The more I read on various myeloma places, and cancer places in general, the more i object to use of the word “carer”.
Yes, of course, there are times when the family members of those diagnosed care for our loved ones. But there are plenty of times when they care for us, or don’t “need” care as such, and we’re the ones on the floor needing a pick-me-up. I am his wife, lover, friend, mother of his children, AND carer.
And what about the wider circle of family who are also involved, and may want to visit discussion forums (as a latin scholar in my youth i really want to write fora, or is it fori??!) but are put off by the word and don’t feel they have a place?
I worry that the use of this word has connotations about the relative power positions of the MM patient and their loved ones, and that’s not really reflective of what actually happens.
I think we all need care, and we all give care. that’s what loved ones do. I’d really like that word changed to “family” on the section titles.
Very apt post Fiona. People who use the ‘carer’ label do not often see things as more complex and interactive, as many personal situations / family life is not so formally compartmentalised to fixed roles. For some of us the fight to remain normal remains strong. The state social services system is so unrealistic in putting people into defined categories- due to carer’s allowance (for those able to get it).
I also do not like the word carer. My forth admission into hospital recently, in less than as many months, for a rather long stay had nurses asking me whether I wanted care assistants to help me bath- over my dead body was my reply- I will do it in my own time and pace!!!
Thanks for your feedback. We use the term ‘carer’ as this enables us to cover a broad range of people who might be providing any sort of emotional and practical support to myeloma patients but not as part of a professional role.
It is difficult to identify an alternative that would capture everyone who would benefit from specific information or help – this might be friends, family members or others.
We have discussed use of the term ‘carer’ at a number of Patient and Family Infodays and the feedback has been mixed. Some people agree with you that this is not a term they would ever use or like to be labelled with. Others feel that it recognises their status and role within someone else’s myeloma and affords them the credibility to be involved in treatment decisions, care planning and other discussions.

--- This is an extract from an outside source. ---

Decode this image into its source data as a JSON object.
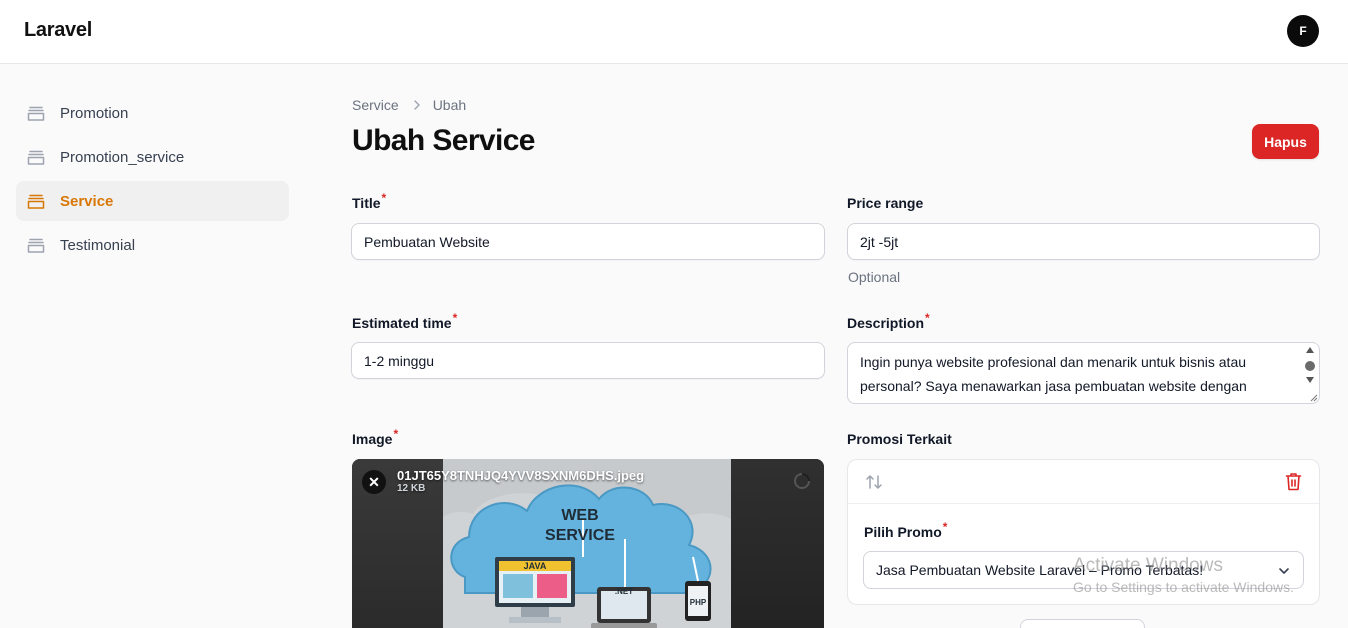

Using ‘carer’ is also consistent with other organisations and can also prompt people to recognise that they themselves are entitled to help and support, for example requesting a GP carer’s assessment or seeking advice / using services available at a local carer’s centre.
We’re very happy to keep this under review and to seek more feedback at Infodays and Support Group meetings and from this Discussion Forum thread.
I hope this is helpful. Thank you for taking the time to give us your feedback on this issue.